Imagine, if you will, that 1 in every 8 U.S. homes contains a camera – and that for years, strangers have been watching the people in those homes without their knowledge or consent. This isn’t some dystopian fantasy – it is exactly what has been happening, for years, to Mac users.
Earlier in 2017, security experts identified a previously unknown malware specific to Macs, dubbed FruitFly, that can control a device’s webcam, recording users in the real world and taking screenshots of their computer activities. Worse, it seems that FruitFly doesn’t come in just one strain; there are potentially dozens of varieties of FruitFly, all with variations in their code to make them more difficult to detect. Perhaps the most jarring of all, FruitFly isn’t new: Experts believe the techniques date back to 2014 – or before – meaning infected Macs have been functioning as one hacker’s espionage tools for years.
The Buzz About FruitFly
Security firm Malwarebytes was the first to uncover evidence of a new, potentially sinister bit of malware back in January 2017. Experts noticed some strange network traffic coming from a Mac computer, and upon investigation, they discovered a relatively simple program that was producing confusing yet dangerous results.
Unsurprisingly to researchers, the malware relies on two unsophisticated and effective techniques for persistence: a hidden file and a launch agent. These allow the malware to remain undetected amidst Mac’s operating system for some time, running secretly in the background while users continue their day-to-day computing. While these aren’t noteworthy, there are some commands that are utterly baffling – not in their complexity, but in their datedness. Some of the functions date back to pre-OS X, and others rely on code that hasn’t been updated since 1998. Experts aren’t certain they can trace the malware back 20 years, but there is some indication FruitFly has existed at least since early 2014.
The malware seems to be interested in only two actions: taking screenshots and commandeering the webcam. Unfortunately, these actions can be devastating, depending on the user’s behavior. There are many examples of hackers using illicit images of users to blackmail them into sending money or worse, and screenshots of sensitive data can be exceptionally profitable, as well. Yet, users infected by FruitFly haven’t recognized this kind of fraud or extortion. Since the malware doesn’t include typical cybercrime features, like keyloggers, adware, or ransomware, experts are somewhat baffled by what is going on.
Further investigation into the malware determined that 90 percent of infections occur on Mac computers within the U.S. As yet, experts have identified at least 400 discrete cases, but it is likely that is only a small percentage of the true infection. The second-identified variant of FruitFly seems limited to individuals’ computers, as opposed to the first variant, which is primarily present on devices within biomedical research centers and colleges. This could be a clue to FruitFly’s purpose: The malware is a simplistic spy tool used to gather intel on confidential medical tech. However, most experts believe it is a sneaky way to watch regular people.
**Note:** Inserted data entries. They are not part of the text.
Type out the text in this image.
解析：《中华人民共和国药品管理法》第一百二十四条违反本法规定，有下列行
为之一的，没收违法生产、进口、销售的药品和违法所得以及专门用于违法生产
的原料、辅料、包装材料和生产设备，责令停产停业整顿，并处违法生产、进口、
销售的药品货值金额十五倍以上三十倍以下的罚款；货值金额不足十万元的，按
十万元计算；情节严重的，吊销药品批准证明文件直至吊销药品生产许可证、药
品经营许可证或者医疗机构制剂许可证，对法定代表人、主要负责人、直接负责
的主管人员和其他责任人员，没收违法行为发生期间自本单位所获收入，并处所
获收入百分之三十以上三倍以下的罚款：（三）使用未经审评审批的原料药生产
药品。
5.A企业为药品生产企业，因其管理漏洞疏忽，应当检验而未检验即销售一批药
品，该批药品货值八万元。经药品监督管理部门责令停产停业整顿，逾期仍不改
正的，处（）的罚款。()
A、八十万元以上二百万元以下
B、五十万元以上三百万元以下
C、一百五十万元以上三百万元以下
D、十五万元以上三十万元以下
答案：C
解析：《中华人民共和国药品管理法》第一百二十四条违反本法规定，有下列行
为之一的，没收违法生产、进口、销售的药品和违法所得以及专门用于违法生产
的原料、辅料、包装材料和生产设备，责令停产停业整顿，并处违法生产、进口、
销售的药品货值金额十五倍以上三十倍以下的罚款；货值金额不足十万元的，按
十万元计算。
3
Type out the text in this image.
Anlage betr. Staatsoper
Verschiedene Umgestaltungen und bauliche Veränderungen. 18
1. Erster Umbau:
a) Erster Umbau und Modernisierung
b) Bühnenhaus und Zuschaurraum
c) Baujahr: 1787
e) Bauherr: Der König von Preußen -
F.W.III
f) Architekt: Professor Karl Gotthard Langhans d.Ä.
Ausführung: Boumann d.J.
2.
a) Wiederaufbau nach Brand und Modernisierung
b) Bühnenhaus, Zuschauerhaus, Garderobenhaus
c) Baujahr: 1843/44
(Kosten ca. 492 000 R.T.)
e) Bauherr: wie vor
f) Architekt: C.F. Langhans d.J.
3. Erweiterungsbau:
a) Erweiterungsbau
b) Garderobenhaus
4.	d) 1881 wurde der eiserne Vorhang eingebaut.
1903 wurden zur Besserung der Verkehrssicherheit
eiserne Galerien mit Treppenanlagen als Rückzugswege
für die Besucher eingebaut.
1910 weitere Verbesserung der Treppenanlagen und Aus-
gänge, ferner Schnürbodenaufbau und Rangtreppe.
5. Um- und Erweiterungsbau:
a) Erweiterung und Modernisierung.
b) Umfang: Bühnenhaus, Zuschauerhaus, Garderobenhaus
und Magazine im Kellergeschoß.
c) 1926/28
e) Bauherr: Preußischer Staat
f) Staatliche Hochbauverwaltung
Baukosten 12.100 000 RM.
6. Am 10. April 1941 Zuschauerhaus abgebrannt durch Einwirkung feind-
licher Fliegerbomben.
Regardless of its purpose, FruitFly is a danger to cybersecurity, and all Mac users should know how to eliminate it.
How to Swat FruitFly Fast
While FruitFly may be old, it still contributes to Mac users’ growing uneasiness concerning Apple security. The fact is Macs aren’t nearly as secure as everyone once believed. Indeed, instances involving Mac malware increased by 744 percent in 2016, according to McAfee, another cybersecurity firm. While most of the new malware consists of annoying ads, FruitFly demonstrates that it can be much, much worse.
Unfortunately, FruitFly is nearly undetectable on users’ machines, which means users might already be infected and not realize it. The best way to stay protected against new infections is to download the latest OS updates and up-to-date security programs with antivirus for Mac. Some security programs are equipped to detect and eliminate old and new variants of the malware, which means it is vital that users don’t rely on freeware or otherwise untrustworthy security software. Users can also download tools that notify them when the webcam or microphone becomes active, but this is a secondary precaution best taken after stronger cybersecurity defenses are in place.
FruitFly is just the beginning of a revolution for Mac malware, and the sooner Mac users recognize the need for security programs and practices, the better.